Liver FGF21 mediates sex-specific adaptation to juvenile protein malnutrition

Dietary protein sufficiency during childhood is essential for healthy growth and tissue development. Chronic protein deficiency leads to stunting, height-for-age more than two standard deviations below the median, and affects 149 million children under five ( https://www.who.int/publications/i/item/9789240073791 ). Linear growth is governed by the somatotropic axis, wherein pituitary growth hormone (GH) stimulates hepatic insulin-like growth factor 1 (IGF-1) to promote bone elongation ¹ . Although boys are consistently more stunted than girls across populations (ranging from 18% to 45%) ^2,3 , mechanisms underlying this apparent resilience remain unclear. Rodent studies suggest that the protein-to-carbohydrate ratio modulates life-history traits such as metabolism, lifespan, and reproduction, with evidence of sex-dependent sensitivity ^4,5 . Whether such dimorphism reflects coordinated developmental adaptations in response to protein scarcity, particularly in females, has not been fully explored.

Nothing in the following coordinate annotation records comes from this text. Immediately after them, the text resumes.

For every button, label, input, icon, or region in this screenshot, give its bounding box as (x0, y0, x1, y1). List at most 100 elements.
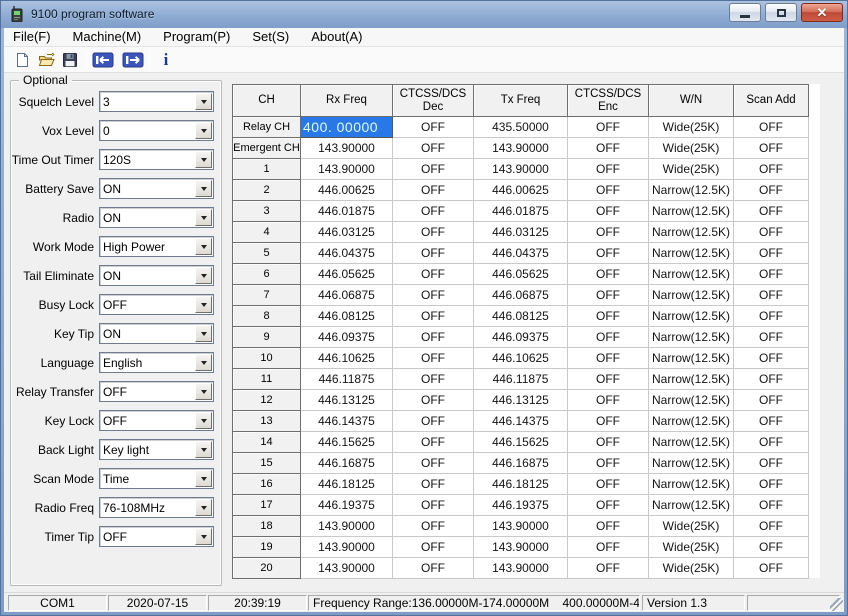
cell-ctcss-dec[interactable]: OFF (393, 495, 474, 516)
cell-wn[interactable]: Narrow(12.5K) (649, 453, 734, 474)
cell-tx-freq[interactable]: 143.90000 (474, 516, 568, 537)
cell-tx-freq[interactable]: 143.90000 (474, 159, 568, 180)
vox-level-dropdown-button[interactable] (195, 122, 212, 139)
cell-wn[interactable]: Narrow(12.5K) (649, 474, 734, 495)
cell-rx-freq[interactable]: 446.04375 (301, 243, 393, 264)
cell-ctcss-enc[interactable]: OFF (568, 453, 649, 474)
cell-scan-add[interactable]: OFF (734, 474, 809, 495)
cell-wn[interactable]: Narrow(12.5K) (649, 495, 734, 516)
cell-wn[interactable]: Narrow(12.5K) (649, 306, 734, 327)
cell-wn[interactable]: Narrow(12.5K) (649, 243, 734, 264)
cell-ctcss-dec[interactable]: OFF (393, 180, 474, 201)
cell-tx-freq[interactable]: 446.08125 (474, 306, 568, 327)
cell-scan-add[interactable]: OFF (734, 495, 809, 516)
cell-wn[interactable]: Wide(25K) (649, 537, 734, 558)
relay-transfer-combobox[interactable]: OFF (99, 381, 214, 402)
cell-ctcss-enc[interactable]: OFF (568, 558, 649, 579)
key-tip-dropdown-button[interactable] (195, 325, 212, 342)
battery-save-dropdown-button[interactable] (195, 180, 212, 197)
cell-scan-add[interactable]: OFF (734, 201, 809, 222)
cell-scan-add[interactable]: OFF (734, 306, 809, 327)
cell-rx-freq[interactable]: 446.08125 (301, 306, 393, 327)
cell-tx-freq[interactable]: 435.50000 (474, 117, 568, 138)
cell-ctcss-enc[interactable]: OFF (568, 369, 649, 390)
cell-ctcss-enc[interactable]: OFF (568, 348, 649, 369)
cell-rx-freq[interactable]: 143.90000 (301, 516, 393, 537)
cell-rx-freq[interactable]: 446.00625 (301, 180, 393, 201)
cell-ctcss-enc[interactable]: OFF (568, 180, 649, 201)
cell-ctcss-dec[interactable]: OFF (393, 327, 474, 348)
cell-ctcss-dec[interactable]: OFF (393, 264, 474, 285)
resize-grip-icon[interactable] (830, 598, 843, 611)
cell-wn[interactable]: Wide(25K) (649, 138, 734, 159)
cell-tx-freq[interactable]: 446.03125 (474, 222, 568, 243)
cell-tx-freq[interactable]: 143.90000 (474, 537, 568, 558)
battery-save-combobox[interactable]: ON (99, 178, 214, 199)
cell-ctcss-dec[interactable]: OFF (393, 432, 474, 453)
cell-wn[interactable]: Wide(25K) (649, 516, 734, 537)
cell-ctcss-dec[interactable]: OFF (393, 348, 474, 369)
cell-ctcss-enc[interactable]: OFF (568, 411, 649, 432)
cell-rx-freq[interactable]: 446.09375 (301, 327, 393, 348)
row-header-cell[interactable]: 17 (233, 495, 301, 516)
close-button[interactable]: ✕ (801, 3, 843, 22)
cell-ctcss-dec[interactable]: OFF (393, 390, 474, 411)
tail-eliminate-combobox[interactable]: ON (99, 265, 214, 286)
cell-scan-add[interactable]: OFF (734, 285, 809, 306)
cell-ctcss-enc[interactable]: OFF (568, 285, 649, 306)
cell-rx-freq[interactable]: 446.10625 (301, 348, 393, 369)
cell-rx-freq[interactable]: 143.90000 (301, 159, 393, 180)
work-mode-dropdown-button[interactable] (195, 238, 212, 255)
cell-tx-freq[interactable]: 446.11875 (474, 369, 568, 390)
squelch-level-combobox[interactable]: 3 (99, 91, 214, 112)
menu-item-set[interactable]: Set(S) (241, 28, 300, 46)
cell-tx-freq[interactable]: 446.01875 (474, 201, 568, 222)
cell-tx-freq[interactable]: 446.00625 (474, 180, 568, 201)
cell-ctcss-enc[interactable]: OFF (568, 222, 649, 243)
row-header-cell[interactable]: 13 (233, 411, 301, 432)
write-to-radio-button[interactable] (121, 49, 145, 71)
cell-ctcss-dec[interactable]: OFF (393, 117, 474, 138)
cell-scan-add[interactable]: OFF (734, 369, 809, 390)
cell-ctcss-dec[interactable]: OFF (393, 201, 474, 222)
cell-rx-freq[interactable]: 446.06875 (301, 285, 393, 306)
menu-item-file[interactable]: File(F) (4, 28, 62, 46)
radio-freq-dropdown-button[interactable] (195, 499, 212, 516)
menu-item-machine[interactable]: Machine(M) (62, 28, 153, 46)
cell-ctcss-dec[interactable]: OFF (393, 516, 474, 537)
cell-wn[interactable]: Narrow(12.5K) (649, 180, 734, 201)
back-light-dropdown-button[interactable] (195, 441, 212, 458)
cell-ctcss-dec[interactable]: OFF (393, 558, 474, 579)
cell-scan-add[interactable]: OFF (734, 453, 809, 474)
cell-ctcss-dec[interactable]: OFF (393, 306, 474, 327)
cell-rx-freq[interactable]: 400. 00000 (301, 117, 393, 138)
cell-ctcss-dec[interactable]: OFF (393, 411, 474, 432)
timer-tip-dropdown-button[interactable] (195, 528, 212, 545)
maximize-button[interactable] (765, 3, 797, 22)
radio-dropdown-button[interactable] (195, 209, 212, 226)
cell-wn[interactable]: Narrow(12.5K) (649, 348, 734, 369)
cell-tx-freq[interactable]: 143.90000 (474, 138, 568, 159)
cell-ctcss-enc[interactable]: OFF (568, 474, 649, 495)
minimize-button[interactable] (729, 3, 761, 22)
save-file-button[interactable] (58, 49, 82, 71)
cell-scan-add[interactable]: OFF (734, 348, 809, 369)
busy-lock-combobox[interactable]: OFF (99, 294, 214, 315)
cell-rx-freq[interactable]: 446.13125 (301, 390, 393, 411)
open-file-button[interactable] (34, 49, 58, 71)
cell-scan-add[interactable]: OFF (734, 516, 809, 537)
row-header-cell[interactable]: 6 (233, 264, 301, 285)
cell-ctcss-enc[interactable]: OFF (568, 117, 649, 138)
row-header-cell[interactable]: 20 (233, 558, 301, 579)
menu-item-program[interactable]: Program(P) (152, 28, 241, 46)
cell-rx-freq[interactable]: 446.18125 (301, 474, 393, 495)
cell-tx-freq[interactable]: 446.06875 (474, 285, 568, 306)
cell-wn[interactable]: Wide(25K) (649, 159, 734, 180)
cell-ctcss-enc[interactable]: OFF (568, 159, 649, 180)
row-header-cell[interactable]: 15 (233, 453, 301, 474)
work-mode-combobox[interactable]: High Power (99, 236, 214, 257)
busy-lock-dropdown-button[interactable] (195, 296, 212, 313)
cell-tx-freq[interactable]: 446.04375 (474, 243, 568, 264)
row-header-cell[interactable]: Relay CH (233, 117, 301, 138)
cell-tx-freq[interactable]: 446.18125 (474, 474, 568, 495)
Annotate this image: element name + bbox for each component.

Here, we show that juvenile dietary protein restriction causes sexually dimorphic adaptations with pronounced stunting in males and delayed reproductive maturation in females. Using liver-specific deletion, we identify fibroblast growth factor 21 (FGF21) as a sex-specific hepatic regulator of female somatic growth and reproductive development, revealing a dimorphic endocrine adaptation to early-life protein scarcity. Our findings position FGF21 as a critical physiological checkpoint coordinating growth and reproductive timing in response to nutritional stress.